As Stockholm gears up to host Eurovision 2016 next May, LGBTQ rights activists are busy making sure that everyone will feel welcome at the party. To that end RFSL Stockholm, the Swedish Federation for Lesbian Gay, Bisexual and Transgender Rights, is calling on the city to create an LGBTQ safe zone during Eurovision. Julle Bergenholtz, the vice-president of the organization, explains why.
Eurovision is often described as the Gay Olympics. Similarly, Stockholm is considered a very gay-friendly city, and Sweden a very gay-friendly country. Why do fans need a devoted LGBTQ space?
Although Eurovision and Stockholm both are LGBTQ-friendly environments, there is a lot of hate and discrimination growing in many parts of Europe, Sweden included, due to the rise of xenophobic political parties. Many LGBTQ people are therefore not able to be open and safe with their sexuality or gender identity in their home town or country. We therefore want Stockholm to reach out to all the Eurovision fans that will be staying in the city for Eurovision, and clearly show them that during this week, they can be their fabulous selves and make use of a space designated for LGBTQ people. This initiative is not meant to make Eurovision a Pride festival, as it would be arranged by the host city and be just one activity out of many events during the week, but we think that standing up for human rights in this fashion would be a great addition to the Eurovision experience.
What type of space do you propose? Would this be a designated building, or something larger like an entire city block or park with tents?
When I envision the space, I see a space outside, maybe a park, maybe a field, with tents, stages and different kinds of interactive activities (perhaps quizzes, meet and greets, karaoke and so on). Here, people could meet up with old friends and hang out, or find new contacts within the LGBTQ community, all within the spirit of the Eurovision Song Contest.
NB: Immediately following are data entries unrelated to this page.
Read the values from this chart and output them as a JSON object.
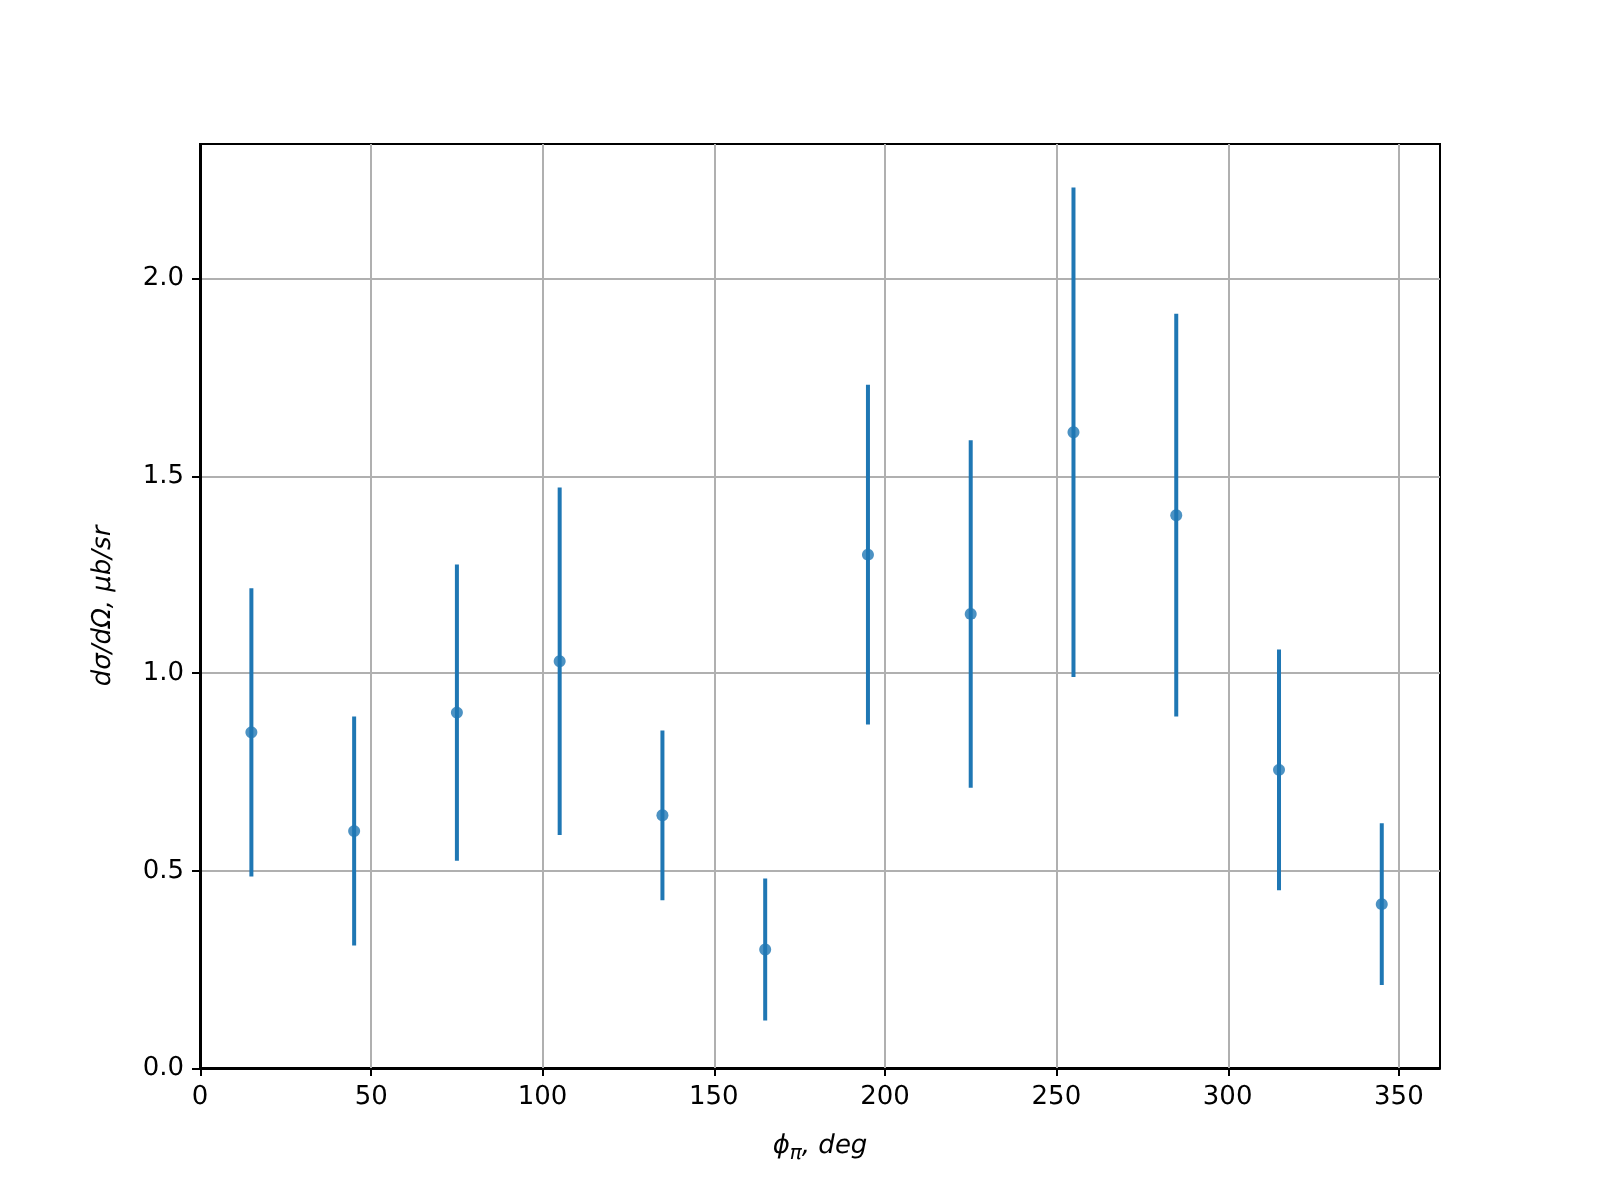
{
  "chart_data": {
    "type": "scatter",
    "xlabel": "ϕ$_{π}$, deg",
    "ylabel": "dσ/dΩ, μb/sr",
    "x": [
      15,
      45,
      75,
      105,
      135,
      165,
      195,
      225,
      255,
      285,
      315,
      345
    ],
    "series": [
      {
        "color": "#1f77b4",
        "values": [
          0.85,
          0.6,
          0.9,
          1.03,
          0.64,
          0.3,
          1.3,
          1.15,
          1.61,
          1.4,
          0.755,
          0.415
        ],
        "errors": [
          0.365,
          0.29,
          0.375,
          0.44,
          0.215,
          0.18,
          0.43,
          0.44,
          0.62,
          0.51,
          0.305,
          0.205
        ]
      }
    ],
    "xlim": [
      0,
      362
    ],
    "xticks": [
      0,
      50,
      100,
      150,
      200,
      250,
      300,
      350
    ],
    "ylim": [
      0,
      2.34
    ],
    "yticks": [
      {
        "value": 0,
        "label": "0.0"
      },
      {
        "value": 0.5,
        "label": "0.5"
      },
      {
        "value": 1,
        "label": "1.0"
      },
      {
        "value": 1.5,
        "label": "1.5"
      },
      {
        "value": 2,
        "label": "2.0"
      }
    ],
    "grid": true,
    "marker": "circle"
  }
}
What types of events will go on there?
Apart from the things mentioned above, my hope is that there would be performances by past and present Eurovision acts. I also think it would be great to have a big screen and show the different parts of the contest within the area, for those that haven’t gotten tickets. The space could also provide a way of contact with Swedish organizations and companies working with LGBTQ issues in some way.
The last time Sweden hosted Eurovision, we got this same-sex kiss
What would the benefits be for the city of Stockholm and for Eurovision?
For Stockholm, it would be a way of strengthening its image as a LGBTQ-friendly city. Depending on how this space is executed and marketed though, I think the biggest gain could be for the Eurovision community, as Stockholm has the opportunity to send a message to future host cities. Hopefully, it can set the standard for upcoming events and change attitudes against LGBTQ people in countries where discrimination and hate are more prevalent.
Have city officials expressed a willingness to cooperate with you?
Since about a month back, I have been in talks with the Liberal Party in Stockholm, where several local politicians has started to work within the Stockholm City Council to make this a reality. We have a great cooperation and are consulting each other on the next steps to take to ensure that Stockholm will make this happen. The next step will probably be within the Stockholm City Council, as the question about the LGBTQ space in Eurovision probably will be brought up in city hall in November. So we are hopeful!